The United States is going back to space. But we have some things to figure out on Earth first

May 25, 2020

2016 Wall Scholar and Outer Space Institute co-founder Aaron Boley co-wrote an op-ed about the new era of private spaceflight, the Trump administration’s upending of international laws about who can exploit our solar system’s resources, and Canada’s potential role in paving the way for a new multilateral Outer Space Treaty.

For decades, most space lawyers have assumed that commercial mining was off limits because the 1967 Outer Space Treaty prohibits the “national appropriation” of the moon and other “celestial bodies” and makes national governments fully responsible for private actors. The U.S. has long been the sole dissenter on this issue.

This month, the United States returns to human spaceflight after a nine-year hiatus. And in the lead up to the launch, the Trump administration issued an executive order that reaffirms the U.S. position on space mining and instructs the State Department to seek expressed support for it from other countries.
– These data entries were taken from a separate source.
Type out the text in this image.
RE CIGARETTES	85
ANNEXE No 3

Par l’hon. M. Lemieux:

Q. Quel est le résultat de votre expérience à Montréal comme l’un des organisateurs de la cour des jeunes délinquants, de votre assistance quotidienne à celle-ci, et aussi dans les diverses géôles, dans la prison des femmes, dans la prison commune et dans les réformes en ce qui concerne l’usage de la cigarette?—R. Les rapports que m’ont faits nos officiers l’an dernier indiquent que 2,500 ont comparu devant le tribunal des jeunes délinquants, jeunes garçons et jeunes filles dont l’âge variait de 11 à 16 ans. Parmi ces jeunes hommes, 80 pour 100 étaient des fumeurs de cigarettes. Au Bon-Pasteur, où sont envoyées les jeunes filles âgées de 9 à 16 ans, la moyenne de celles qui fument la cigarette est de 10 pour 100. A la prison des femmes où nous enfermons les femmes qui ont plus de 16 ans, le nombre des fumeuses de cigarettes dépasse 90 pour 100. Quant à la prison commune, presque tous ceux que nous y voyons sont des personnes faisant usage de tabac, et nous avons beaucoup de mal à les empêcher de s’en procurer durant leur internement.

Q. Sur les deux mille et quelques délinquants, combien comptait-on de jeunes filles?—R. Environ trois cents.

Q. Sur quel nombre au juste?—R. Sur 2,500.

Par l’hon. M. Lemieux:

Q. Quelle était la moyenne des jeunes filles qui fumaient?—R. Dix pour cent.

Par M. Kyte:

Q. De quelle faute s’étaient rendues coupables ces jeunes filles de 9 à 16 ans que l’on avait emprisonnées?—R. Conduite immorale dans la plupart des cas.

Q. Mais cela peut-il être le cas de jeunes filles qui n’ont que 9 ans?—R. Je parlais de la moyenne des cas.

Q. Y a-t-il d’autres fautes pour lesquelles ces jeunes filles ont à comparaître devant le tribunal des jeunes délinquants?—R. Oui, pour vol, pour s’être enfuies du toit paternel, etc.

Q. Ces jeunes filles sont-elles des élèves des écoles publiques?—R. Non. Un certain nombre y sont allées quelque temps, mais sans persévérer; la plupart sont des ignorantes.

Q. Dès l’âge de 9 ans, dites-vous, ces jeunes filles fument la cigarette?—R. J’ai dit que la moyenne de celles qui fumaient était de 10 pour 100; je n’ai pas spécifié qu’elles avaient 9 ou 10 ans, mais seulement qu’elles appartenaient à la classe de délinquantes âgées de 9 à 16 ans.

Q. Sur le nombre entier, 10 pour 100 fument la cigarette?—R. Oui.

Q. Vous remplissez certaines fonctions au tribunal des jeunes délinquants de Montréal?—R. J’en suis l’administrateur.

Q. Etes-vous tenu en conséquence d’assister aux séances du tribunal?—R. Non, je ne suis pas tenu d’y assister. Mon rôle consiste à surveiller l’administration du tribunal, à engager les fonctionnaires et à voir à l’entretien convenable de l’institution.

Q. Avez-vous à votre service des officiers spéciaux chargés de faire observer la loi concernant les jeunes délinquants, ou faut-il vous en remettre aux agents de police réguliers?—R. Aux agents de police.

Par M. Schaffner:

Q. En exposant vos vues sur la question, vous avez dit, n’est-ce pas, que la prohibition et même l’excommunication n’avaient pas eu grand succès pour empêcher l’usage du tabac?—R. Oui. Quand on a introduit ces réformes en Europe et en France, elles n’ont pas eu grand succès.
Boley says that unless all actors operate in the global interest, space mining could pose a threat to science. Some asteroids contain materials that date to the formation of the planets. Yet the Trump administration has now made it clear that states wishing to participate in the Lunar Gateway must support the U.S. position on space mining, even though it is a minority position globally. Canada must decide whether it will follow the new path, or forge its own.

Aaron Boley is an associate professor in the Department of  Physics and Astronomy. During his time as a Wall Scholar, he received PWIAS funding to hold a symposium to analyze space resource extraction from a joint legal and scientific perspective. The symposium resulted in the creation of the Outer Space Institute, which was co-founded by Boley, Michael Byers and David Kendall.

Boley and Byers are currently organizing an International Research Roundtable titled Sustainable Development of Space to address new and acute challenges concerning the governance of outer space, including orbital debris, the weaponization of space, and space mining.